Computers are the most complex machines mankind has ever created. With that said, at their core, they really are nothing more than very fast player pianos with really long song reels.
Code is nothing more than an abstraction of those holes in the song reel (addresses and data bytes) to something more "human readable". All a compiler does (this is a simplification, of course) is take those human readable bits, and translates them into a series of binary representations which are, at heart, on-off switches connected via a very complex arrangement of NAND/NOR gates (because any and all logic may be represented by combinations of such) that describe a virtual wiring network, one which can change from one state (or machine/cpu cycle) to the next.
One place where it gets really fun is microcode - this is code used internally by the processor, programmed at the factory; an abstraction on an abstraction, if you will.
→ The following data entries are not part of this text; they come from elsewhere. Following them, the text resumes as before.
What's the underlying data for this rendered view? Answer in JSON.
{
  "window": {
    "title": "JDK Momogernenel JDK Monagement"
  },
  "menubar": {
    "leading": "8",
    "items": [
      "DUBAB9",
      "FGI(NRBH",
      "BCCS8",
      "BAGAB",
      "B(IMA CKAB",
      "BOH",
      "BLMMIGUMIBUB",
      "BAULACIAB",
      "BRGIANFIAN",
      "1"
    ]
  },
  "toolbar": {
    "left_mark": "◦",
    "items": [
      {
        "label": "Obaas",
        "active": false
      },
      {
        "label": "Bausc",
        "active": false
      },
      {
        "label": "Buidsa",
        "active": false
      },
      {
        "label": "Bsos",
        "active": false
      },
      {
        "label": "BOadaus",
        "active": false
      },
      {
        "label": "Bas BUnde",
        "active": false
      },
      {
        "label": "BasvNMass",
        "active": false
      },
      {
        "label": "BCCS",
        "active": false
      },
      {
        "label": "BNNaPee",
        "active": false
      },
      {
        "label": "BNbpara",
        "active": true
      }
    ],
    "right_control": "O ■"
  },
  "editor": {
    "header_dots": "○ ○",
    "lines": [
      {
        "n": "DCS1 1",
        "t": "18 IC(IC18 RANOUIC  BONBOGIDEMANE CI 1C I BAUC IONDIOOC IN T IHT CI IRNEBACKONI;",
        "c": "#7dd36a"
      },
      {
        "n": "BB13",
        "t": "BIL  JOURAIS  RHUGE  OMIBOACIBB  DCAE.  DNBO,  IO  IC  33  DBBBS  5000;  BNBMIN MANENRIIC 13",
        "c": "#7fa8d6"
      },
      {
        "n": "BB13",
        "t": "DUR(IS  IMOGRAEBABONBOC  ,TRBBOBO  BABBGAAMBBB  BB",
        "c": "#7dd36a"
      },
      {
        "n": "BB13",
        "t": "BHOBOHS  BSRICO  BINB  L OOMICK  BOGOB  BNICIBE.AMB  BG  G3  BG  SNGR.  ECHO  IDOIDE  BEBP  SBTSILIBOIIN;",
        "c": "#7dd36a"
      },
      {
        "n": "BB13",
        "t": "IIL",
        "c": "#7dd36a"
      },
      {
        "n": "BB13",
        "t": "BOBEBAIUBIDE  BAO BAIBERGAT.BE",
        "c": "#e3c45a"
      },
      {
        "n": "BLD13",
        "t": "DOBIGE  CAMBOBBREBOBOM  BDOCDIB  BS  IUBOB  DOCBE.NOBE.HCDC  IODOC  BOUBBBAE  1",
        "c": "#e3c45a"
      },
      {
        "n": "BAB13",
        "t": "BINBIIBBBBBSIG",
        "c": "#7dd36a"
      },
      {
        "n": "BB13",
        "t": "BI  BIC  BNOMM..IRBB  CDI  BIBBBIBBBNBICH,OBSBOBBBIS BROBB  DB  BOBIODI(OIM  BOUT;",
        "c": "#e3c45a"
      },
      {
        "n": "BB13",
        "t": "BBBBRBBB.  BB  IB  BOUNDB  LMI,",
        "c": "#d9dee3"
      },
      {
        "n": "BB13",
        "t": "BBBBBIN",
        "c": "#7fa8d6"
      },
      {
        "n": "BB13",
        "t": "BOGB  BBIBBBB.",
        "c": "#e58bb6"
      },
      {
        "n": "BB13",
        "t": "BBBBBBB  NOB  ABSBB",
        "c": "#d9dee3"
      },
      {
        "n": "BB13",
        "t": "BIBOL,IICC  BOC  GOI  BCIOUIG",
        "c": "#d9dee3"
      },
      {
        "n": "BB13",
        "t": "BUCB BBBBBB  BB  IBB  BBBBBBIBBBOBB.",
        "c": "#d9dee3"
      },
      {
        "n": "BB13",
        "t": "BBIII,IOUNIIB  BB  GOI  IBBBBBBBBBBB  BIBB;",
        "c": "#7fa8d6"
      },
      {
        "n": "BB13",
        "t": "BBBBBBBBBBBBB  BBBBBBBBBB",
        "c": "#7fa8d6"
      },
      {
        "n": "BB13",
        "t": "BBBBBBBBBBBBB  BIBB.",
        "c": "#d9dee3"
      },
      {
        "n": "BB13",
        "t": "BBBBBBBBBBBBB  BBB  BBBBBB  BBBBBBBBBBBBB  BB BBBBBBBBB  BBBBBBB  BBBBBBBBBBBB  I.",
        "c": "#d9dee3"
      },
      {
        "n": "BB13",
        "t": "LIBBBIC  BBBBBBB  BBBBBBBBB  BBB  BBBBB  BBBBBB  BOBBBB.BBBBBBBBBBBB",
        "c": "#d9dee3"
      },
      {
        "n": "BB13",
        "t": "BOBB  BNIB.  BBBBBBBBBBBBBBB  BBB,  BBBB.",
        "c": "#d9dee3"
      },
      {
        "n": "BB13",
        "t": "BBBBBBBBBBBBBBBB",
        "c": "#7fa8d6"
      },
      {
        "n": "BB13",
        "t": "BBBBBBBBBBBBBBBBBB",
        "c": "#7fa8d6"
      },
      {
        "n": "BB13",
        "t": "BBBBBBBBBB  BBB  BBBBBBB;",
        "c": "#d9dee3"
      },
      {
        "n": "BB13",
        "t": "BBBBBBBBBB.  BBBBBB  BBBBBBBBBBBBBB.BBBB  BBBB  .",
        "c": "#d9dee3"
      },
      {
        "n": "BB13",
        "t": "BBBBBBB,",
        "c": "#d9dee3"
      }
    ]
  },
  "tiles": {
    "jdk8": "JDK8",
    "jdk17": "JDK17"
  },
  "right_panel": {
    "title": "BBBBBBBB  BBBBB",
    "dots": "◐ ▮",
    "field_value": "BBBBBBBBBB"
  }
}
Wanna know the crazy thing? We could've had calculating machines (not necessarily computers as we know them; it would take the abstraction theory work of Church and Turing to make the mental shift away from calculation to that of general purpose symbol manipulation a reality, something which wasn't really being thought about in Babbage's time, though I bet a real system like his would have spurred it, much as it did for both Church and Turing in the 1940's) nearly one hundred years prior to when we did have them, had Babbage chose to use relays (and binary logic) instead of gears (and decimal notation, which was more suitable to mechanical implementation). Don't get me wrong, Babbage's machine could've brought us a great leap forward had there been the financial backing for it (among other reasons); it was certainly a Turing complete device. However, Babbage would've had an easier time implementing his ideas had he used Boole's binary notation and logic system (something Babbage would've had knowledge of; he did hold the Lucasian chair for a while, after all), along with relay logic. The relays existed, the power sources also existed (batteries, at a minimum). Space would've been an issue, but the Engines he designed were already behemoths, had they been built. The relays could've been miniaturized as well. I can speculate why he didn't do it; it would seem most likely the thought never occured to him (calculation with electricity would have to wait for Herman Hollerith and the 1890 US census, which ultimately begat IBM), or if it had, he couldn't see how the size of a relay could be made smaller (though that would seem unlikely), or that relays were very unreliable at the time (a possibility - most relay-like devices were used for telegraph usage as sounders; it wasn't until the latter half of the 1800's that relays were used for switching and other purposes, especially with the advent of multiplexed telegraphy, stock tickers, alarms, and telephones).

Most of the complexity of code is only in your mind; high-level C/C++ code is really a simplification of what goes on down at the metal (if you have ever performed hand assembly at the hex level, you know what I mean - several old-timers here, I know, do, actually). Could things be made simpler? Of course they could, but you can only get so simple before you get to a point where it becomes impossible to do complex things.